I'm using mencoder/libav to capture an interlaced source to mjpeg.
Now, my hunch is that mjpeg is a codec that handles only full-frames, progressive video - because I assume it compresses single (full-)frames as jpeg. How would it handle the "half frames" of interlaced video??
Am I wrong? Did the mjpeg developers take that into account and figured out a way to properly keep the interlaced aspect of interlaced video when stored as mjpeg?
Or is my hunch correct and I am unknowingly "sort of" de-interlacing my material?
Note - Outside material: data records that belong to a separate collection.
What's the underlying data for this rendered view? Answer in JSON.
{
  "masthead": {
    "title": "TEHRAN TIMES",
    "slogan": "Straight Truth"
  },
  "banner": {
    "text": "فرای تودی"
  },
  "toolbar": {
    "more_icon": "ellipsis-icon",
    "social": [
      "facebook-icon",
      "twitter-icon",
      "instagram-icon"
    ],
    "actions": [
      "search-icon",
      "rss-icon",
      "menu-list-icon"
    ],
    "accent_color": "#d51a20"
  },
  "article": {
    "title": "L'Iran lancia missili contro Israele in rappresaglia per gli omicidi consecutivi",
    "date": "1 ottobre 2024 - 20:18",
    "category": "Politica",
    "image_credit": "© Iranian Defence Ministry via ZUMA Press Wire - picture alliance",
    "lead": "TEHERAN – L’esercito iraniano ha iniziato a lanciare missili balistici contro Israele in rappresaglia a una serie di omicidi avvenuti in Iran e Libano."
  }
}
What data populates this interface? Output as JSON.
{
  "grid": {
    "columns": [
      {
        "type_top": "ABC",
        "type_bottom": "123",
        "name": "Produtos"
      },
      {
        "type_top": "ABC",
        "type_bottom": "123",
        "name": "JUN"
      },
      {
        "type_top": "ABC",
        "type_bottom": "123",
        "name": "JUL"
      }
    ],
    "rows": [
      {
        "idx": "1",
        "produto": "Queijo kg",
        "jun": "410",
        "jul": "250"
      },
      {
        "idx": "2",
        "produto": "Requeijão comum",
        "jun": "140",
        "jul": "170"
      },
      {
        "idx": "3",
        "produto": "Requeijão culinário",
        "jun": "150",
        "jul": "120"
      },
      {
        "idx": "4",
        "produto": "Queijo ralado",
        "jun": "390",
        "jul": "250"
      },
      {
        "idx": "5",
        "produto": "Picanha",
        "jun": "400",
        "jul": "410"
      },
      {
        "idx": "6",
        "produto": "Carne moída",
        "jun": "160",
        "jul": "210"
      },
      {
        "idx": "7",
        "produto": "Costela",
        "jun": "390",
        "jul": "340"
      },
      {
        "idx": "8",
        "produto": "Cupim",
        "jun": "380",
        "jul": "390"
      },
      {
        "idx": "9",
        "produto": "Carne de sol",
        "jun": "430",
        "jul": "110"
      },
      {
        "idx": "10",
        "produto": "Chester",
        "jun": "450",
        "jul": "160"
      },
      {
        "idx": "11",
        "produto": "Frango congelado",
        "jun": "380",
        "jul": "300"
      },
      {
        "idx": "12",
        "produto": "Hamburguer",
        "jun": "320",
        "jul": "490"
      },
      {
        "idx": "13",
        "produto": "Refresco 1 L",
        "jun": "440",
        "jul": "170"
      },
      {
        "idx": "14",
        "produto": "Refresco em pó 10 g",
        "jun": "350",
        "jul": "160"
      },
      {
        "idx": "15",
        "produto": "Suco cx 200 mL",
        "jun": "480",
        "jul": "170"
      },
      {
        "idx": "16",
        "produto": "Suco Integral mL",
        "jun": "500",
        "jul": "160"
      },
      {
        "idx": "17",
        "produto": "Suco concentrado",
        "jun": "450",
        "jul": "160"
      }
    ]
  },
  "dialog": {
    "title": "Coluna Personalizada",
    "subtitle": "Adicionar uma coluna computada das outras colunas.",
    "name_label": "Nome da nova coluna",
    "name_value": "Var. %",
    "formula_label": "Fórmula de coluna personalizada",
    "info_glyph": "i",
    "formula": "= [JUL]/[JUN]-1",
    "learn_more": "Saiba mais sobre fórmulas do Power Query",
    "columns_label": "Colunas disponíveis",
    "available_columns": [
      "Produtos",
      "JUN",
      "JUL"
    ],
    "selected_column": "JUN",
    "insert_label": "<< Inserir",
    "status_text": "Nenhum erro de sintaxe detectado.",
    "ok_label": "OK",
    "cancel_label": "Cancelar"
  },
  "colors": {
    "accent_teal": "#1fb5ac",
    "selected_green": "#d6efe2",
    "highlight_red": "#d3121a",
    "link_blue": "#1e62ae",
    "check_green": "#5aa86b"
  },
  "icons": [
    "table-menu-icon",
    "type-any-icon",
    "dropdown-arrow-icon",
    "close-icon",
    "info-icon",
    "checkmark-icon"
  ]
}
To encourage answers, my thoughts on this are:
Ok, Motion-JPEG compresses each frame as a jpg, more or less. Right? Then, how is interlaced material handled? Let's assume it vertically merges/compresses each half-frame from the "lined" state into what looks like a non-interlaced image and then compresses that as a jpeg. Well, then, the (possibly heavy) smearing/blocking/blurring of normal jpeg would kick in and the lines would bleed into each other. On reassembly of the interlaced picture-stream, separating the lines again, this blur then would end up in the final re-interlaced video. Resulting in a loss of quality a native, interlaced-capable codec wouldn't have introduced... At least that's my hunch, as I don't know anything about the internal workings of mjpeg (what probably became obvious above). Prove me wrong.
More encouragement: eye-candy:
This is a screenshot-section, from a mjpeg encoded interlaced video. And even though this image itself is again jpeg encoded (at q=85%), the "bleeding" of lines into each other is not that bad. Could be, jpeg resolution at average compression ratios is good enough to resolve the "lines", and I am worrying about nonsense. Still, technical details anyone?